Melany, Kristin, Cathy, and Sarah.
It was--oh, probably junior year. We were at the mall. My friends followed me into a jewelry store to get my mother's old ring sized on my finger. I perched on a stool while the nice lady behind the counter helped me. My friends watched, making fun of my stubby digits.

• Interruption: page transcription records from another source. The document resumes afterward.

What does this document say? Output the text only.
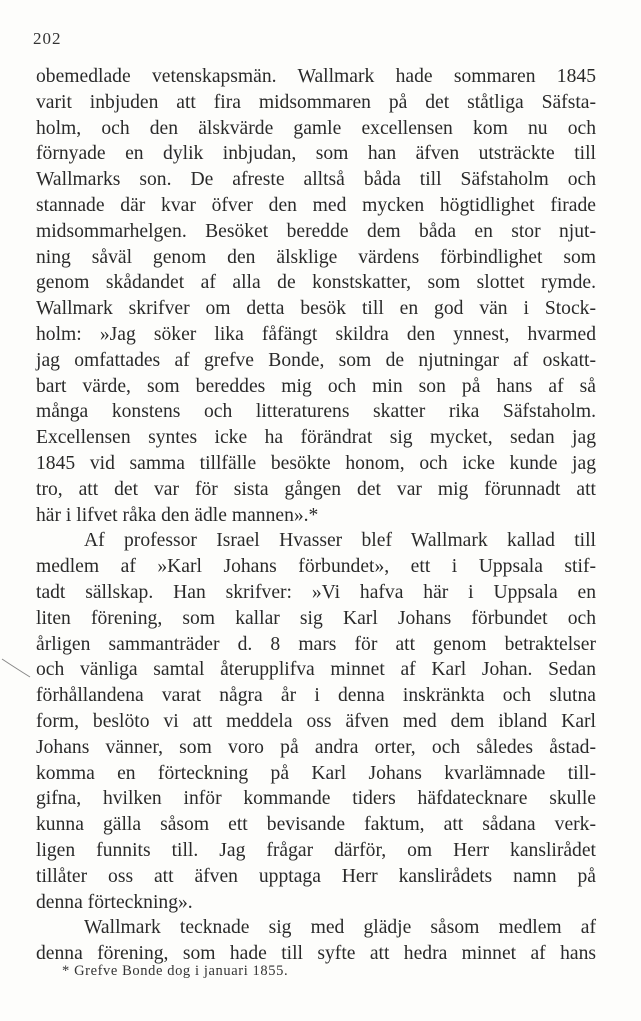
202
obemedlade vetenskapsmän. Wallmark hade sommaren 1845
varit inbjuden att fira midsommaren på det ståtliga Säfsta-
holm, och den älskvärde gamle excellensen kom nu och
förnyade en dylik inbjudan, som han äfven utsträckte till
Wallmarks son. De afreste alltså båda till Säfstaholm och
stannade där kvar öfver den med mycken högtidlighet firade
midsommarhelgen. Besöket beredde dem båda en stor njut-
ning såväl genom den älsklige värdens förbindlighet som
genom skådandet af alla de konstskatter, som slottet rymde.
Wallmark skrifver om detta besök till en god vän i Stock-
holm: »Jag söker lika fåfängt skildra den ynnest, hvarmed
jag omfattades af grefve Bonde, som de njutningar af oskatt-
bart värde, som bereddes mig och min son på hans af så
många konstens och litteraturens skatter rika Säfstaholm.
Excellensen syntes icke ha förändrat sig mycket, sedan jag
1845 vid samma tillfälle besökte honom, och icke kunde jag
tro, att det var för sista gången det var mig förunnadt att
här i lifvet råka den ädle mannen».*
Af professor Israel Hvasser blef Wallmark kallad till
medlem af »Karl Johans förbundet», ett i Uppsala stif-
tadt sällskap. Han skrifver: »Vi hafva här i Uppsala en
liten förening, som kallar sig Karl Johans förbundet och
årligen sammanträder d. 8 mars för att genom betraktelser
och vänliga samtal återupplifva minnet af Karl Johan. Sedan
förhållandena varat några år i denna inskränkta och slutna
form, beslöto vi att meddela oss äfven med dem ibland Karl
Johans vänner, som voro på andra orter, och således åstad-
komma en förteckning på Karl Johans kvarlämnade till-
gifna, hvilken inför kommande tiders häfdatecknare skulle
kunna gälla såsom ett bevisande faktum, att sådana verk-
ligen funnits till. Jag frågar därför, om Herr kanslirådet
tillåter oss att äfven upptaga Herr kanslirådets namn på
denna förteckning».
Wallmark tecknade sig med glädje såsom medlem af
denna förening, som hade till syfte att hedra minnet af hans
* Grefve Bonde dog i januari 1855.
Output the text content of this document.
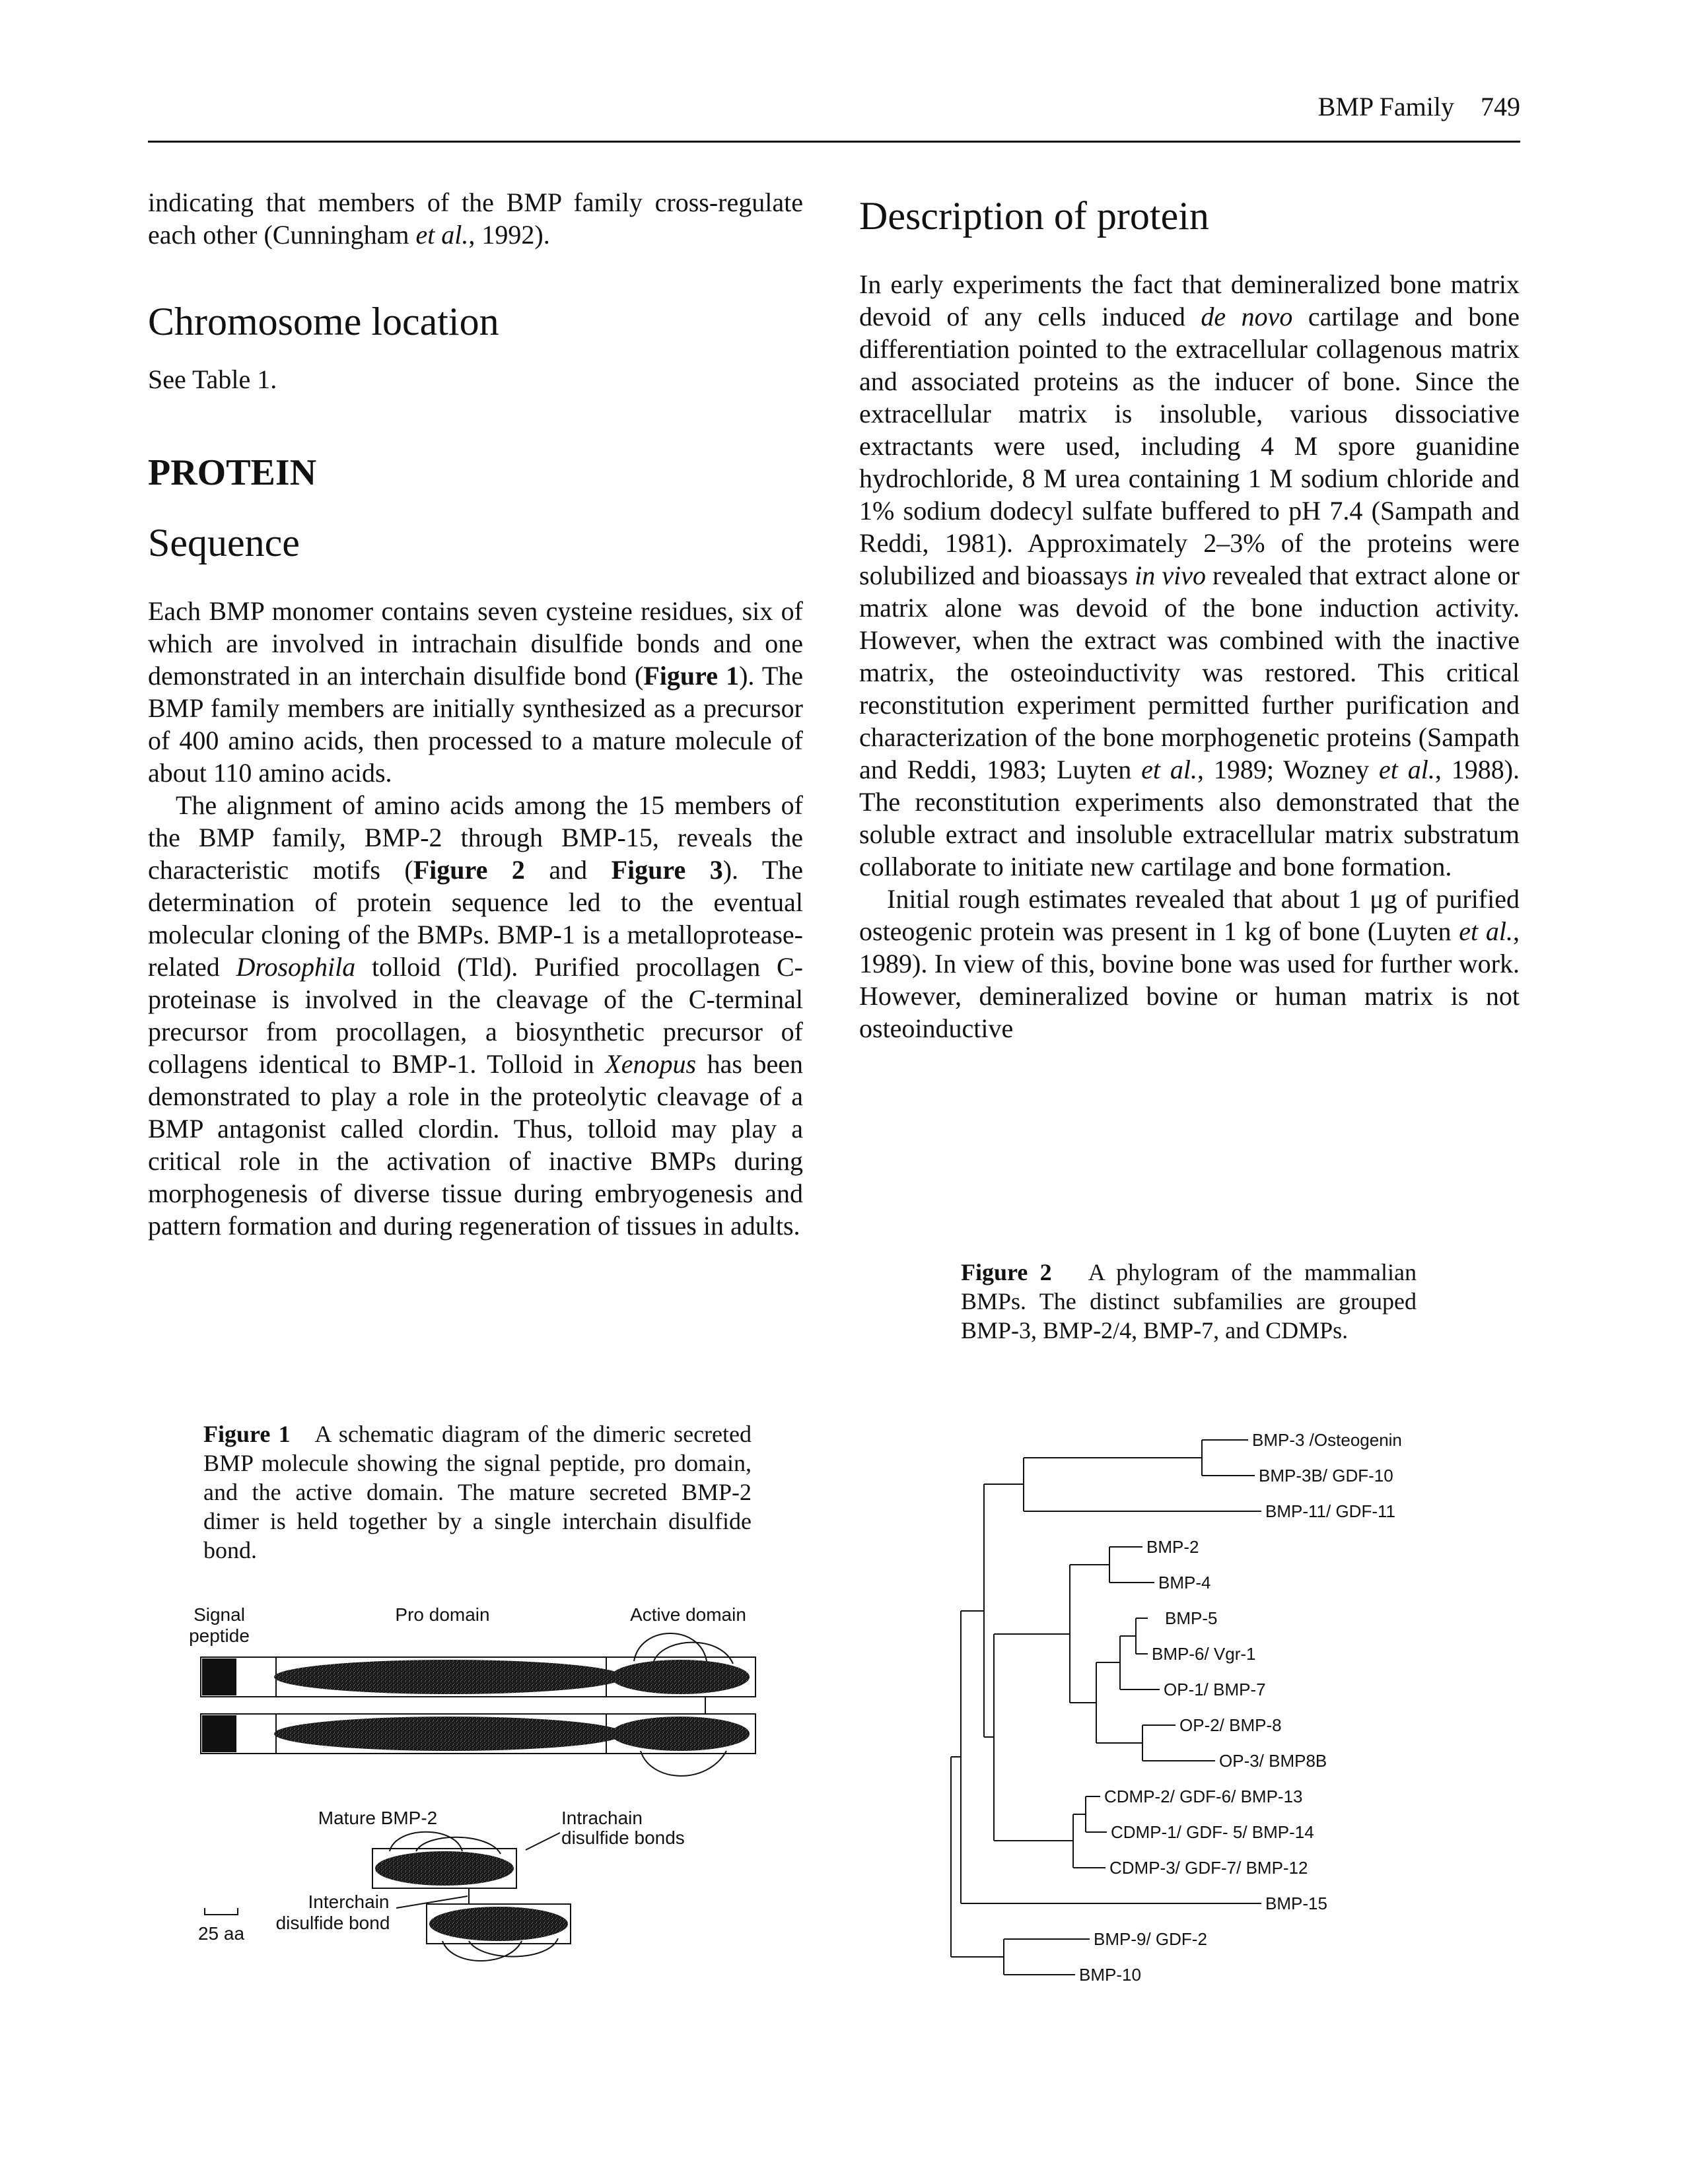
BMP Family 749

indicating that members of the BMP family cross-regulate each other (Cunningham et al., 1992).

Chromosome location

See Table 1.

PROTEIN
Sequence

Each BMP monomer contains seven cysteine residues, six of which are involved in intrachain disulfide bonds and one demonstrated in an interchain disulfide bond (Figure 1). The BMP family members are initially synthesized as a precursor of 400 amino acids, then processed to a mature molecule of about 110 amino acids.

The alignment of amino acids among the 15 members of the BMP family, BMP-2 through BMP-15, reveals the characteristic motifs (Figure 2 and Figure 3). The determination of protein sequence led to the eventual molecular cloning of the BMPs. BMP-1 is a metalloprotease-related Drosophila tolloid (Tld). Purified procollagen C-proteinase is involved in the cleavage of the C-terminal precursor from procollagen, a biosynthetic precursor of collagens identical to BMP-1. Tolloid in Xenopus has been demonstrated to play a role in the proteolytic cleavage of a BMP antagonist called clordin. Thus, tolloid may play a critical role in the activation of inactive BMPs during morphogenesis of diverse tissue during embryogenesis and pattern formation and during regeneration of tissues in adults.

Description of protein

In early experiments the fact that demineralized bone matrix devoid of any cells induced de novo cartilage and bone differentiation pointed to the extracellular collagenous matrix and associated proteins as the inducer of bone. Since the extracellular matrix is insoluble, various dissociative extractants were used, including 4 M spore guanidine hydrochloride, 8 M urea containing 1 M sodium chloride and 1% sodium dodecyl sulfate buffered to pH 7.4 (Sampath and Reddi, 1981). Approximately 2–3% of the proteins were solubilized and bioassays in vivo revealed that extract alone or matrix alone was devoid of the bone induction activity. However, when the extract was combined with the inactive matrix, the osteoinductivity was restored. This critical reconstitution experiment permitted further purification and characterization of the bone morphogenetic proteins (Sampath and Reddi, 1983; Luyten et al., 1989; Wozney et al., 1988). The reconstitution experiments also demonstrated that the soluble extract and insoluble extracellular matrix substratum collaborate to initiate new cartilage and bone formation.

Initial rough estimates revealed that about 1 μg of purified osteogenic protein was present in 1 kg of bone (Luyten et al., 1989). In view of this, bovine bone was used for further work. However, demineralized bovine or human matrix is not osteoinductive

Figure 1 A schematic diagram of the dimeric secreted BMP molecule showing the signal peptide, pro domain, and the active domain. The mature secreted BMP-2 dimer is held together by a single interchain disulfide bond.
Figure 2 A phylogram of the mammalian BMPs. The distinct subfamilies are grouped BMP-3, BMP-2/4, BMP-7, and CDMPs.
Signal
peptide
Pro domain	Active domain
Mature BMP-2	Intrachain
disulfide bonds
Interchain
disulfide bond
25 aa
BMP-3 /Osteogenin
BMP-3B/ GDF-10
BMP-11/ GDF-11
BMP-2
BMP-4
BMP-5
BMP-6/ Vgr-1
OP-1/ BMP-7
OP-2/ BMP-8
OP-3/ BMP8B
CDMP-2/ GDF-6/ BMP-13
CDMP-1/ GDF- 5/ BMP-14
CDMP-3/ GDF-7/ BMP-12
BMP-15
BMP-9/ GDF-2
BMP-10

Business complete, I thanked the nice lady and we walked out of the store, whereupon they all three turned on me at once and yelled,
OH MY GOD, KRISTIN!!!!!I have never felt so absolutely clueless.
I CAN'T BELIEVE YOU DID THAT!!!!
WHAT??? WHAT DID I DO???And they pointed down at the left leg of my GAP shorts, and there on the lavender denim was a pea-sized dark dab of drool.
YOU DROOLED IN FRONT OF THAT NICE LADY IN THE STORE!!!!
I DID NOT!!!!
YES YOU DID!!!! DIDN'T YOU SEE THE WAY SHE LOOKED AT YOU FUNNY???
SHE DID NOT!!!!
YES SHE DID!!!! WHEN YOU WERE SITTING THERE TALKING TO HER, A STRING OF DROOL CAME OUT OF YOUR MOUTH, HUNG THERE OFF YOUR LIP FOR A SECOND, THEN FELL!!!
IT DID NOT!!!!
YES IT DID!!! SEE????
I'm pretty sure if you look up "mortification" in the dictionary, you'll find a picture of my face at that moment.